Rahman’s legs go numb. He doesn’t feel the warmth of the urine trickling down them, but he watches—keenly, helplessly—as the creature leaps onto the wall. With uncanny agility, it climbs, using the window blinds as leverage, until it reaches the ceiling.
It has no tail. Its legs don’t bow outward like a kangaroo’s. The soles of its feet are blackened, but only as though they haven’t been scrubbed in months. A rancid smell follows it— not rodent musk, but sweat, grime, something human and unwashed, something closer to himself than he dares to admit.
He catches a glimpse of its face, of lips. Dry, cracked. Chewed. Lips that could form words. This creature, Rahman realizes with dawning horror, is human.
He doesn’t look away. Even when it slips into the square-shaped hole in the ceiling and carefully shuts it behind, his gaze remains fixed. The plastic cover clicks neatly into place, its corners still smudged with soot from the creature’s fingers. And he just stands there, stupefied, even when a child walks in and screams; a shrill, grating scream that would, on a normal day, claw at his scalp, but right now, it doesn’t even jolt his nerves.

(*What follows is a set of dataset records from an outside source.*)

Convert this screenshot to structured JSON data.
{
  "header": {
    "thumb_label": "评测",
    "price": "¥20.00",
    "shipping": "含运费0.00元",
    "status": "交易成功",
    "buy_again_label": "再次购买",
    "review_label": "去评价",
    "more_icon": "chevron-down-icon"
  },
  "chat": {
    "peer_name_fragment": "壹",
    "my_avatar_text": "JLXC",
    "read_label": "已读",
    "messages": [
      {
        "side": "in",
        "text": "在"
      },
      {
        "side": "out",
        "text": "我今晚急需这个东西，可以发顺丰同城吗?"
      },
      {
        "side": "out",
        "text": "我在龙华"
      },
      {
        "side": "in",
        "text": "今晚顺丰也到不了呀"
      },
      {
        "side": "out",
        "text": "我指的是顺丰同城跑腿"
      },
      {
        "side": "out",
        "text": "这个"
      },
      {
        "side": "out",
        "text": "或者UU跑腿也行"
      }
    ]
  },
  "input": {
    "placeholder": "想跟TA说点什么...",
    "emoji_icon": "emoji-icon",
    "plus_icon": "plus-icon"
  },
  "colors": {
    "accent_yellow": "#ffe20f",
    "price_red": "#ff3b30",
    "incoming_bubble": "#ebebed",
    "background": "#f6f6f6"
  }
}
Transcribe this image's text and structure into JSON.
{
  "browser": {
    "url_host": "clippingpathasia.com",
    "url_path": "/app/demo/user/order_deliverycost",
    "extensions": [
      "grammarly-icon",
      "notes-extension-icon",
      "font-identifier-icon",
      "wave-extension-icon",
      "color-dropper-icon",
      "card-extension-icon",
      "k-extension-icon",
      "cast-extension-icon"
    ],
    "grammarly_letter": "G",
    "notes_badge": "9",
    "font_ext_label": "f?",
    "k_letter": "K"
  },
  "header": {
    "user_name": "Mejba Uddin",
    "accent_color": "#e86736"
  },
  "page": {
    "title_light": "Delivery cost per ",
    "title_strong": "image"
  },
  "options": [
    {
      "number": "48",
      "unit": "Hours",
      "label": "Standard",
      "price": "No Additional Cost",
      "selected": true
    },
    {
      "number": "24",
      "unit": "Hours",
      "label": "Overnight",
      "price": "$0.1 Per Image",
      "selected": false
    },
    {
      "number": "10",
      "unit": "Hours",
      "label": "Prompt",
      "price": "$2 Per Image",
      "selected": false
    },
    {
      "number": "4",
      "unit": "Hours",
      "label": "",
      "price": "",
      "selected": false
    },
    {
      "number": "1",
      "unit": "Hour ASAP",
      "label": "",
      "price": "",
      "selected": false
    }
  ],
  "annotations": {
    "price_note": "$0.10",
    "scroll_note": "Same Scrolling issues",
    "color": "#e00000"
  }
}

He just stands there, and thinks, and thinks, about the harmonies that came from his ceiling, and how, knowing what he knows now, they could be sounds from unhoused human people— not rats— living there, humming in the dark, peering through the holes in the roofing, slipping into his bed when he is away, wearing his clothes, eating his food.
He’ll go home and confront them—of course he will. Even though right now, as he thinks about it, and is petrified by these thoughts, he wishes they’d just disappear into thin air before he returns home. But assuming they don’t, he knows he can’t abandon his own house because of people. And yet, he can’t just go back and pretend nothing’s changed—not with this new, terrifying knowledge. Would he return and start banging on pots and pans, demanding their attention? Would they descend, grimy and foul-smelling—or worse, freshly bathed, reeking of his soap, dressed in the very clothes he had marked as lost? Would they settle into his rug, onto his bed, and talk? Would he learn their names? Or would he do what most people might, and alert his neighbours or call the police? Especially now when they’re of no use to him.